Ce qui ne rend pas l’acclimatation facile, même lorsqu’on débarque avec une forte volonté de s’intégrer et donc d’apprendre l’allemand (au moins standard, si ce n’est le dialecte), ce qui est le cas de la plupart des «expatriés».

Admiratif devant le multilinguisme des Suisses, Igor Allinckx regrette que cette qualité «se perde de plus en plus».

Lucerne, ville touristique, est aussi connue pour son ambiance chaleureuse. Ce qui ne semble pas être spécialement le cas de St-Gall.

La Locloise Dominique Andermatt, qui y a suivi son mari, raconte sa difficile expérience, sans amertume. «Les gens sont très fermés. Cela fait neuf ans que je suis ici et je n’ai aucune amie d’origine st-galloise.»

Dialecte en progression

Le repli alémanique sur le dialecte crée une séparation supplémentaire. «Il y a de plus en plus de textes officiels écrits en suisse allemand, des annonces mortuaires, des circulaires à l’école», raconte Dominique Andermatt.

Dans ces conditions, l’Alliance française que préside la Locloise est, peut-être ici plus qu’ailleurs, une bouffée d’air frais pour les nouveaux arrivants.

Mais comme toujours, la réalité n’est pas une et indivisible. Et beaucoup de Romands ont aussi fait l’expérience d’un accueil chaleureux.

Ainsi, le secrétaire du cercle romand de Winterthour, Alexandre Gross, ne tarit pas d’éloges. «Dans mon village, les gens font des efforts pour parler le français. Moi j’ai plutôt l’impression que les Suisses allemands nous aiment plus que nous ne les apprécions...»

swissinfo, Ariane Gigon Bormann, Zurich

En bref

- Le nombre de francophones en Suisse alémanique est passé de 79 500 à 75 400 personnes entre 1990 et 2000 (-5% environ), alors que la population augmentait de plus de 6% à 5,2 millions d’habitants outre-Sarine.

- En Suisse alémanique toujours, le nombre d’italophones a «fondu» de 210 800 à 154'500 (-26,5%) entre 1990 et 2000. (La diminution est d’un peu plus de 25% en Suisse romande).

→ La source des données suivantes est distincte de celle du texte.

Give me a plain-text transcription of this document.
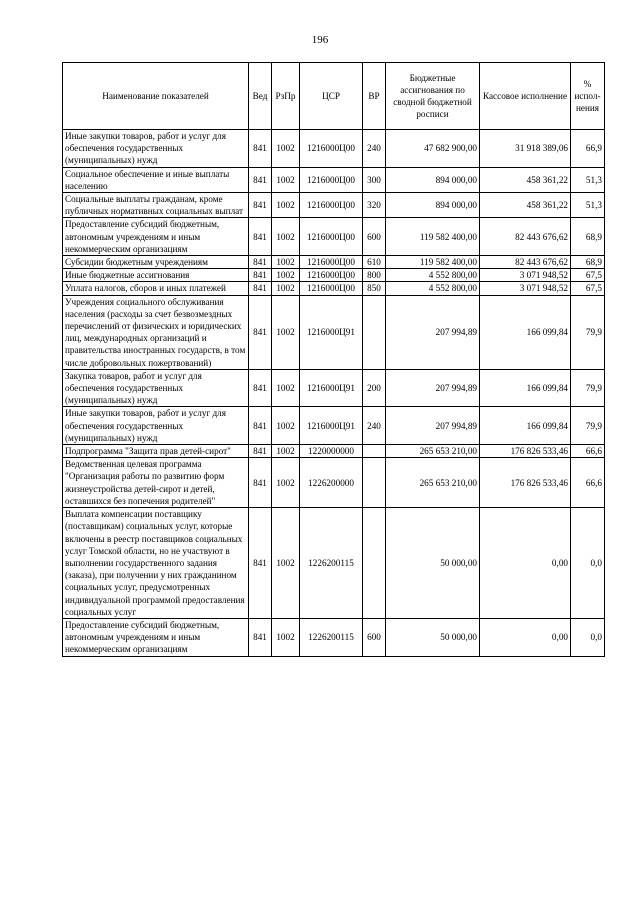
196
Наименование показателей	Вед	РзПр	ЦСР	ВР	Бюджетные ассигнования по сводной бюджетной росписи	Кассовое исполнение	% испол-нения
Иные закупки товаров, работ и услуг для обеспечения государственных (муниципальных) нужд	841	1002	1216000Ц00	240	47 682 900,00	31 918 389,06	66,9
Социальное обеспечение и иные выплаты населению	841	1002	1216000Ц00	300	894 000,00	458 361,22	51,3
Социальные выплаты гражданам, кроме публичных нормативных социальных выплат	841	1002	1216000Ц00	320	894 000,00	458 361,22	51,3
Предоставление субсидий бюджетным, автономным учреждениям и иным некоммерческим организациям	841	1002	1216000Ц00	600	119 582 400,00	82 443 676,62	68,9
Субсидии бюджетным учреждениям	841	1002	1216000Ц00	610	119 582 400,00	82 443 676,62	68,9
Иные бюджетные ассигнования	841	1002	1216000Ц00	800	4 552 800,00	3 071 948,52	67,5
Уплата налогов, сборов и иных платежей	841	1002	1216000Ц00	850	4 552 800,00	3 071 948,52	67,5
Учреждения социального обслуживания населения (расходы за счет безвозмездных перечислений от физических и юридических лиц, международных организаций и правительства иностранных государств, в том числе добровольных пожертвований)	841	1002	1216000Ц91		207 994,89	166 099,84	79,9
Закупка товаров, работ и услуг для обеспечения государственных (муниципальных) нужд	841	1002	1216000Ц91	200	207 994,89	166 099,84	79,9
Иные закупки товаров, работ и услуг для обеспечения государственных (муниципальных) нужд	841	1002	1216000Ц91	240	207 994,89	166 099,84	79,9
Подпрограмма "Защита прав детей-сирот"	841	1002	1220000000		265 653 210,00	176 826 533,46	66,6
Ведомственная целевая программа "Организация работы по развитию форм жизнеустройства детей-сирот и детей, оставшихся без попечения родителей"	841	1002	1226200000		265 653 210,00	176 826 533,46	66,6
Выплата компенсации поставщику (поставщикам) социальных услуг, которые включены в реестр поставщиков социальных услуг Томской области, но не участвуют в выполнении государственного задания (заказа), при получении у них гражданином социальных услуг, предусмотренных индивидуальной программой предоставления социальных услуг	841	1002	1226200115		50 000,00	0,00	0,0
Предоставление субсидий бюджетным, автономным учреждениям и иным некоммерческим организациям	841	1002	1226200115	600	50 000,00	0,00	0,0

- Dans le même laps de temps, le nombre de germanophones en Suisse romande a diminué de plus de 12%, passant de 100'000 à 87 400 personnes (sur 1,7 mio d’habitants).

- Dans toute la Suisse, ce sont les langues non nationales qui ont le vent en poupe et sont parlées par près de 10% de la population.

- A Zurich, le français a perdu 2,6% de ses pratiquants entre 1990 et 2000 et est, avec environ 8000 pratiquants, la quatrième langue parlée, à quasi égalité avec l’espagnol, mais derrière l’italien et le serbo-croate.

- La ville de Berne a perdu 20% des ses francophones entre 1980 et 1990. Dix ans plus tard, ce sont 10% supplémentaires qui ont quitté la capitale.

- En 2000, Berne comptait 4671 francophones (sur une population totale de quelque 126'000 personnes).